Data centers would be one of the initial applications where you would likely see solid oxide fuel cells powering the IT equipment. In fact, Cummins has already partnered with Microsoft and McKinstry to evaluate the potential of fuel cells in improving efficiency, reducing emissions and cutting costs.

Utilities and power producers are also expected to adopt solid oxide fuel cells for distributed generation applications. A combination of scalability and efficiency makes solid oxide fuel cells a good fit for grid firming applications.

No. 2: Stationary energy storage to play a key role in addressing power system flexibility challenge

Renewables is the future, the final destination in the energy industry. Renewable energy sources are abundant in nature and they don’t emit carbon in the process to produce electricity.

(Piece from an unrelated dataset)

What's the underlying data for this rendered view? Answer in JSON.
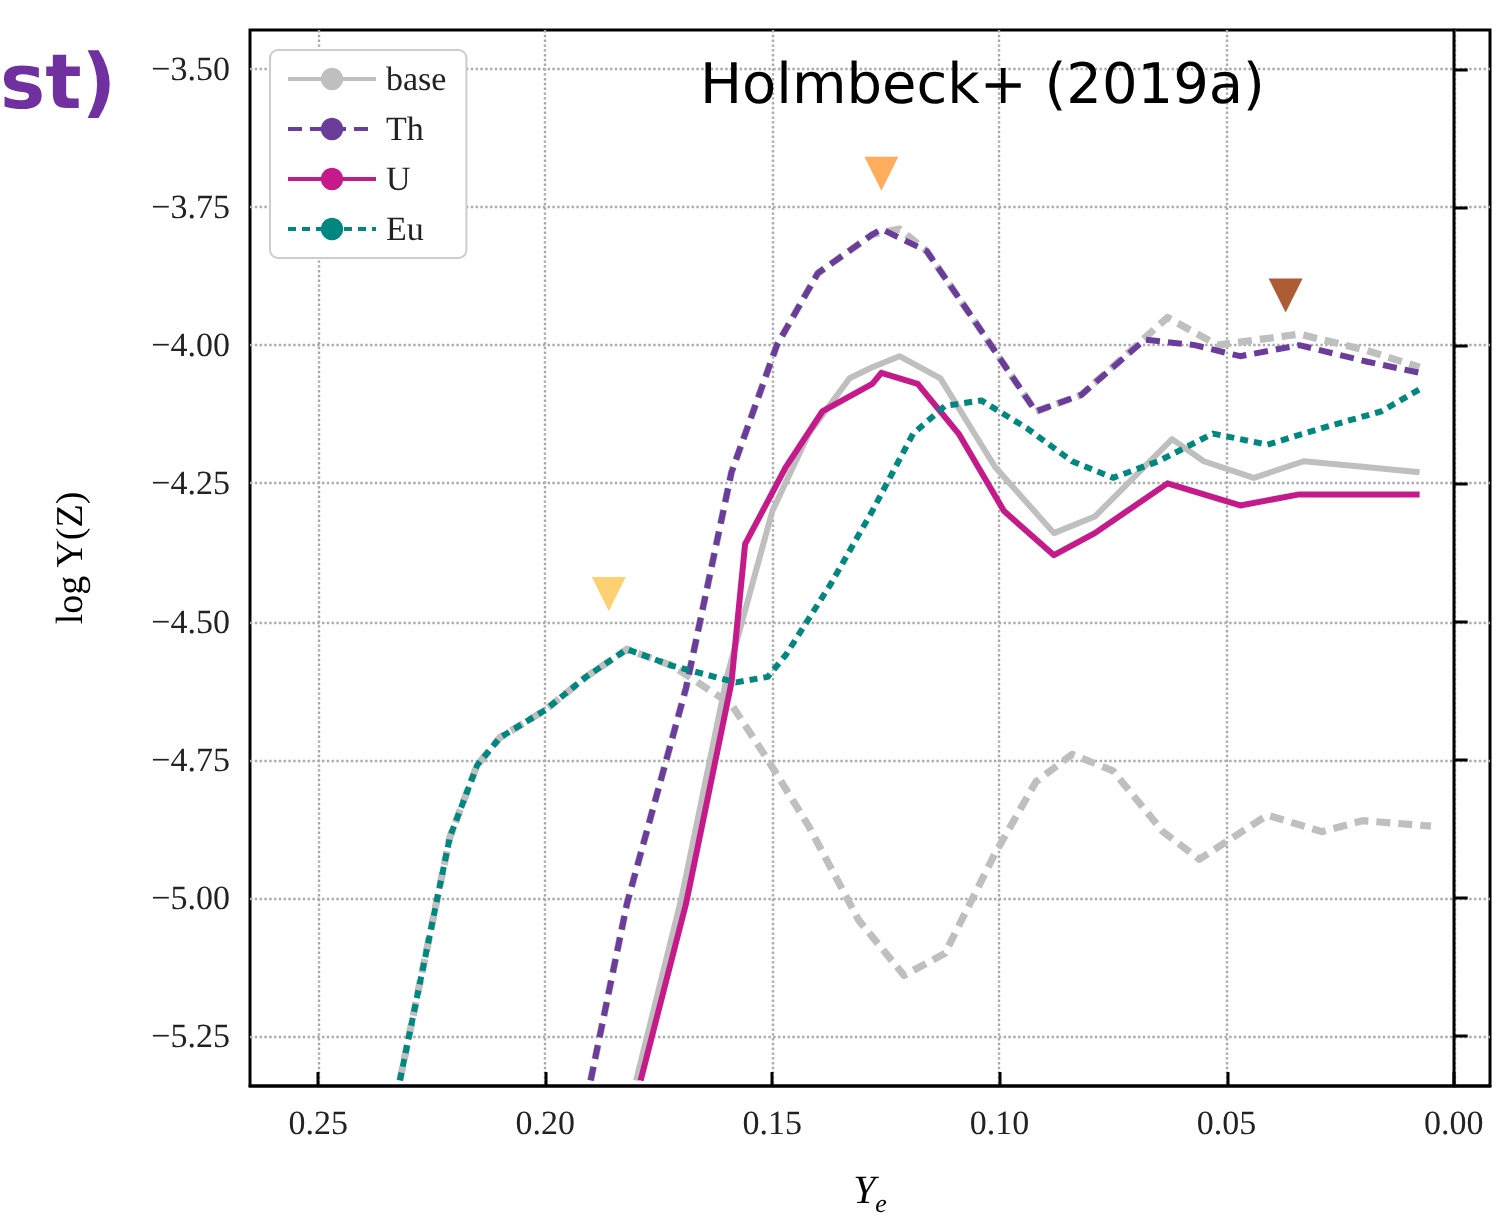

Currently, over 20% of our electricity is provided by renewable sources and is expected to rise above 40% by 2040. The one challenge with renewables is their intermittent nature, meaning no energy being produced when the sun isn’t shining, and the wind isn’t blowing. Moreover, the daily pattern of how we are consuming electricity is further amplifying this issue. Our electricity consumption is peaking at a time where some of the renewables produce little to no electricity.

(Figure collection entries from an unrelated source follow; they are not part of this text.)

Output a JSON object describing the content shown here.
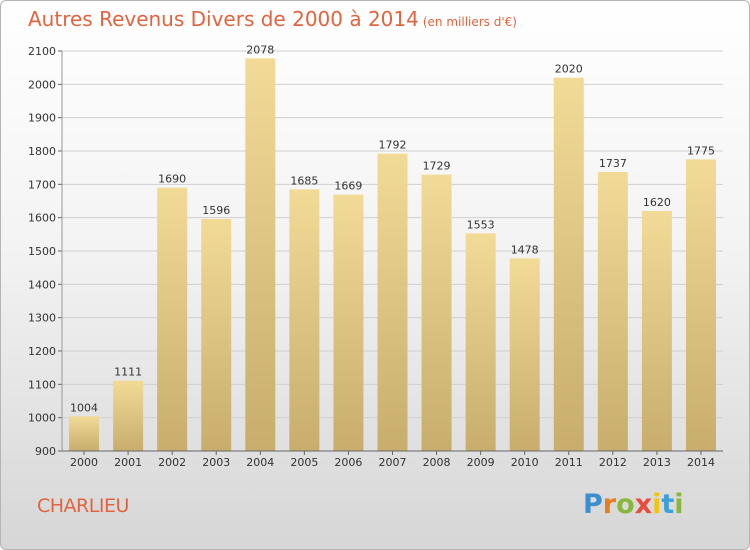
{
  "title": "Autres Revenus Divers de 2000 à 2014",
  "subtitle": "(en milliers d'€)",
  "city": "CHARLIEU",
  "logo": {
    "letters": [
      "P",
      "r",
      "o",
      "x",
      "i",
      "t",
      "i"
    ],
    "colors": [
      "#3a8fd0",
      "#e67e22",
      "#88b73b",
      "#e74c3c",
      "#f1c40f",
      "#3aa0d8",
      "#88b73b"
    ]
  },
  "colors": {
    "bar_top": "#f2da97",
    "bar_bottom": "#c8ad6c",
    "grid": "#cfcfcf",
    "accent": "#e1643e"
  },
  "chart_data": {
    "type": "bar",
    "title": "Autres Revenus Divers de 2000 à 2014",
    "categories": [
      "2000",
      "2001",
      "2002",
      "2003",
      "2004",
      "2005",
      "2006",
      "2007",
      "2008",
      "2009",
      "2010",
      "2011",
      "2012",
      "2013",
      "2014"
    ],
    "values": [
      1004,
      1111,
      1690,
      1596,
      2078,
      1685,
      1669,
      1792,
      1729,
      1553,
      1478,
      2020,
      1737,
      1620,
      1775
    ],
    "xlabel": "",
    "ylabel": "",
    "ylim": [
      900,
      2100
    ],
    "yticks": [
      900,
      1000,
      1100,
      1200,
      1300,
      1400,
      1500,
      1600,
      1700,
      1800,
      1900,
      2000,
      2100
    ],
    "grid": true,
    "legend": "none"
  }
}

These two trends create the need for a power system infrastructure that is more flexible, where the supply of electricity can rapidly be adjusted based on changing customer demand.

Energy storage solutions, grid interconnections and traditional power plants are all expected to play a role in solving this flexibility challenge. Meanwhile, it is expected the role of energy storage solutions will expand while the role of thermal power plants shrinks in addressing this challenge.

Energy storage technologies can store the energy and release it in the form of electricity when it is needed. In fact, Cummins has recently developed Tactical Energy Storage Systems (TESS). The TESS provides an integrated power solution when used in a tactical microgrid to increase resilience, improve power quality and provide silent power.